Vaneta Becker, a Republican from Evansville, said she opposed the abortion ban because “it violates all of my Republican principles.”
“The purpose of government is to help its people live in safety and happiness … Does this proposed legislation reflect limited government or fiscal responsibility?” she said. “Most of our constituents overwhelmingly object to this proposed legislation.”
Bill heads to the House, but do Hoosiers want the ban?
Republican House Speaker Todd Huston said Friday he hadn’t yet reviewed the bill. He told reporters he would address the proposal next week, but said he supported exceptions for rape, incest and life of the mother in an abortion ban.
“We’ll have that conversation,” Huston said. “Clearly, I do support those exceptions and I’ll have that conversation with the caucus.”
On Saturday, Glick acknowledged for the first time a highly-guarded poll conducted by the House and Senate GOP campaign committees. Multiple GOP insiders who spoke to the Indiana Capital Chronicle said the poll indicates that Hoosiers don’t want a near-virtual ban on abortion.
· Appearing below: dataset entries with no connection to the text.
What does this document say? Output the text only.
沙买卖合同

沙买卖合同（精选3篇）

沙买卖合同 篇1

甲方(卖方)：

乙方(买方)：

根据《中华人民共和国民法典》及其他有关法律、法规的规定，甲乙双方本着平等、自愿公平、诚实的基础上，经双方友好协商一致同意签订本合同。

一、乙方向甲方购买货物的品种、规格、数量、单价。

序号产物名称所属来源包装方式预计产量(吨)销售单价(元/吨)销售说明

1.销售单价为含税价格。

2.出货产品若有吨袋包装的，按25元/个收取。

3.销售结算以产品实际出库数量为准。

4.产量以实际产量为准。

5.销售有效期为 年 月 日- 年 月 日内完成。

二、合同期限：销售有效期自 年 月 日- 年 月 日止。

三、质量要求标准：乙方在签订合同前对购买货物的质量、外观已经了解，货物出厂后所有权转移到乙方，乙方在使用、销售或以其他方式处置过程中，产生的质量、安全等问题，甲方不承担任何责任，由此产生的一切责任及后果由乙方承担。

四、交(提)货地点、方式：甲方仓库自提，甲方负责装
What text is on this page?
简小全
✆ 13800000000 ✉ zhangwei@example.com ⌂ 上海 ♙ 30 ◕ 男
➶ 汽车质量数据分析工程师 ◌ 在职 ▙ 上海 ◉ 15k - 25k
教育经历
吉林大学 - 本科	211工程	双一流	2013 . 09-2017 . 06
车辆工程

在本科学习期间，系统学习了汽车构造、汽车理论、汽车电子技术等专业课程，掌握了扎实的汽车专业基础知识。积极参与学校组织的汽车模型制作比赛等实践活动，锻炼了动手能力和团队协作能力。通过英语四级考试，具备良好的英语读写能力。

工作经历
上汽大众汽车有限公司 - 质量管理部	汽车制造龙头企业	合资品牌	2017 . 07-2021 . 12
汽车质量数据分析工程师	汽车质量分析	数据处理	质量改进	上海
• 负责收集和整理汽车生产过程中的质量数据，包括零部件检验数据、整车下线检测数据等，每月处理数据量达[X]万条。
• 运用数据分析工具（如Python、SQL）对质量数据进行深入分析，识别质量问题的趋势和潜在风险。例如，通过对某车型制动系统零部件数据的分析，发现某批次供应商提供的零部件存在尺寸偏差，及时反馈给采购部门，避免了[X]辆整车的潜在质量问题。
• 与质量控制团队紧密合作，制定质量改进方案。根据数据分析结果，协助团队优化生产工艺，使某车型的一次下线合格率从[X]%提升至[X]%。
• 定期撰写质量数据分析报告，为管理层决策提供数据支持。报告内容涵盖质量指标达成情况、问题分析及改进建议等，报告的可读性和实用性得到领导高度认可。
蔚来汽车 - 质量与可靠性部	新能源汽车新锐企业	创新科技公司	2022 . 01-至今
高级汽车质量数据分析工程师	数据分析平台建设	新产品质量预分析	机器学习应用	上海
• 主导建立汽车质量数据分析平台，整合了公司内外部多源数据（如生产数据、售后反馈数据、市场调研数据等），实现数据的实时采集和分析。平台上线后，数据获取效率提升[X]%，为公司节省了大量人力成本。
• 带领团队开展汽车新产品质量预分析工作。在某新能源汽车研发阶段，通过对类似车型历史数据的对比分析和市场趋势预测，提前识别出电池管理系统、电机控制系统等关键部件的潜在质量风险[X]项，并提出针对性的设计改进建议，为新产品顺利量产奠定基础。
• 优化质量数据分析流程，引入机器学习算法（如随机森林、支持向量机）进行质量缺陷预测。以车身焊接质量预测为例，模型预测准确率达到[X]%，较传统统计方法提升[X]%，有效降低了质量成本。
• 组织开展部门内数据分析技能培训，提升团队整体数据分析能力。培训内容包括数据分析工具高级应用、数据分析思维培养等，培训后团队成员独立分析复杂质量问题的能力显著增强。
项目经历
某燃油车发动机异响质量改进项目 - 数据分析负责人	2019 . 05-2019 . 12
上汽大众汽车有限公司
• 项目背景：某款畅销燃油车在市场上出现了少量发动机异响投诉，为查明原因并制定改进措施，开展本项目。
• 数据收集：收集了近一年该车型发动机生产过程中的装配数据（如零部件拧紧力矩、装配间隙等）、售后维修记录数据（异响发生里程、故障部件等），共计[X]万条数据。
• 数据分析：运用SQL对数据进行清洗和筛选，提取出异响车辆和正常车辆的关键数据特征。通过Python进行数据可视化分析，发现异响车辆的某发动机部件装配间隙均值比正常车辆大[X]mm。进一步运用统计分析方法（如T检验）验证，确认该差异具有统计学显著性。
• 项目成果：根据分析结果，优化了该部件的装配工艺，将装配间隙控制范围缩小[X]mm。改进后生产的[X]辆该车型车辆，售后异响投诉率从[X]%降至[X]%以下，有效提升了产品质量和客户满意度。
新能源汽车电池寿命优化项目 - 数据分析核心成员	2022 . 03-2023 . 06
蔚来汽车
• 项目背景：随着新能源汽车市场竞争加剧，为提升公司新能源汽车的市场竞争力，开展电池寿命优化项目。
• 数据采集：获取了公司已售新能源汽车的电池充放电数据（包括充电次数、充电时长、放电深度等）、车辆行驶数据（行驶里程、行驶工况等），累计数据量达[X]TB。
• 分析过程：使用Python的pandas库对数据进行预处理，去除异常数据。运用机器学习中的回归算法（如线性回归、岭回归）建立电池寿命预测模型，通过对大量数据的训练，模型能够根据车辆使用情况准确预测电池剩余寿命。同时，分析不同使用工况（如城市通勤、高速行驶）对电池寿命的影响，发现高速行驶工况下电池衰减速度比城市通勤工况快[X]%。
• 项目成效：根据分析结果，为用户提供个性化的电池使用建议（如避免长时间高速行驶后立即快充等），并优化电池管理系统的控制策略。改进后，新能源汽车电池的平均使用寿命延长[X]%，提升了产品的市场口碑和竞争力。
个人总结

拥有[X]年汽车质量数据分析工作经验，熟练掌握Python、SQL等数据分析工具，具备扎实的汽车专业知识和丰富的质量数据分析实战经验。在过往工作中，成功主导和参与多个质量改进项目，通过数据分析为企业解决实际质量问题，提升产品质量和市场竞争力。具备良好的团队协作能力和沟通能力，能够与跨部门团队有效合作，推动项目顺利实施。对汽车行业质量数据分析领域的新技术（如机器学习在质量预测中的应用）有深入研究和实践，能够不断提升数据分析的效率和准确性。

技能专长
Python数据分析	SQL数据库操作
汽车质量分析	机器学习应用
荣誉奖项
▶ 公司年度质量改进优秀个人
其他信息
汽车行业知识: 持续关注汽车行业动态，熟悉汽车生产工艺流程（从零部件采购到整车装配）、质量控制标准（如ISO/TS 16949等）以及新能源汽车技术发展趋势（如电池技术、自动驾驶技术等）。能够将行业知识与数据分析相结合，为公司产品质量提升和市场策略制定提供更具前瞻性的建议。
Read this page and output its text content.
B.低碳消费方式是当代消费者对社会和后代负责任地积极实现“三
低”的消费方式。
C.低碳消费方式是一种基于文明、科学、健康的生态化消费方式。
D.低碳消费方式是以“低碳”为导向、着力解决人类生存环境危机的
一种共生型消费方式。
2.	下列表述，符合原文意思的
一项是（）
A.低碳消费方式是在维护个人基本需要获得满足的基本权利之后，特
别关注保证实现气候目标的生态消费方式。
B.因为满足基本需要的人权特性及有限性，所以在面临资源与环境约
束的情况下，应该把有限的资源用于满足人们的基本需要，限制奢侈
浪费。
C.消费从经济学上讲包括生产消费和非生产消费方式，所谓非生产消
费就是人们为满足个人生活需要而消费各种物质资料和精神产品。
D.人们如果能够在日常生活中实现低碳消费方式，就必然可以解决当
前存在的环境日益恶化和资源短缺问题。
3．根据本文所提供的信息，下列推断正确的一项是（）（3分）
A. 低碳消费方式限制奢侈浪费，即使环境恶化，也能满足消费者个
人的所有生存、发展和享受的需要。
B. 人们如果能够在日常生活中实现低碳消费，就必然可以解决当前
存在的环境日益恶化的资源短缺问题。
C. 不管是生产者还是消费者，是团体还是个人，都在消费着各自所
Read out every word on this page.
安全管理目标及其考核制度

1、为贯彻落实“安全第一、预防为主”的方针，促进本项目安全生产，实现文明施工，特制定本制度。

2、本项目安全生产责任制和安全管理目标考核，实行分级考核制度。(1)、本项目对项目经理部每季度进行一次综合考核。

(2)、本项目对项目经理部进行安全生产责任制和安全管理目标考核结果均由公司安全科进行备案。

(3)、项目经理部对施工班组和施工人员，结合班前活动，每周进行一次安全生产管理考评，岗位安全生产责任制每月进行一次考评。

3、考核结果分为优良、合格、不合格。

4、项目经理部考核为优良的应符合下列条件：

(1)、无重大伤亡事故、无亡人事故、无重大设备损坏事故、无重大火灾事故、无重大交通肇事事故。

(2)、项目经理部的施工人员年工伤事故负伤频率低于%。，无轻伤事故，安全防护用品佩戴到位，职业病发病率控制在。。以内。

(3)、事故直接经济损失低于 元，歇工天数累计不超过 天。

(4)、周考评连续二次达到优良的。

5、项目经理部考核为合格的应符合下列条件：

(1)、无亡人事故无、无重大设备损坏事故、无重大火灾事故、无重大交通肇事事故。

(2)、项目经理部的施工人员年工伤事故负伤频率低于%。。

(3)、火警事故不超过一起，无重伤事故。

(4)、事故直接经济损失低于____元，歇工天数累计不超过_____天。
Instead, people in Indiana support exceptions for rape, incest and the life of the mother. And many are supportive of allowing abortion up to 15 weeks of gestation.
Glick maintained Saturday that the poll “is one of several” reviewed by GOP lawmakers in recent months.
“I think that we seize on (polls) sometimes that agree with what the direction we want to go. And then we disregard others,” Glick said. “I think there are vast differences of opinion — and that goes to the people on the street, to people in this building.”
Huston did not acknowledge the poll’s existence on Friday, however.
“We come here as representatives of our districts and people that have strong opinions … wherever we land is what our caucus believes is the right public policy for Indiana,” he said. “Myself and everybody’s always been clear on our positions on this. We’ve had elections with clear views on this … we’ll have elections moving forward.”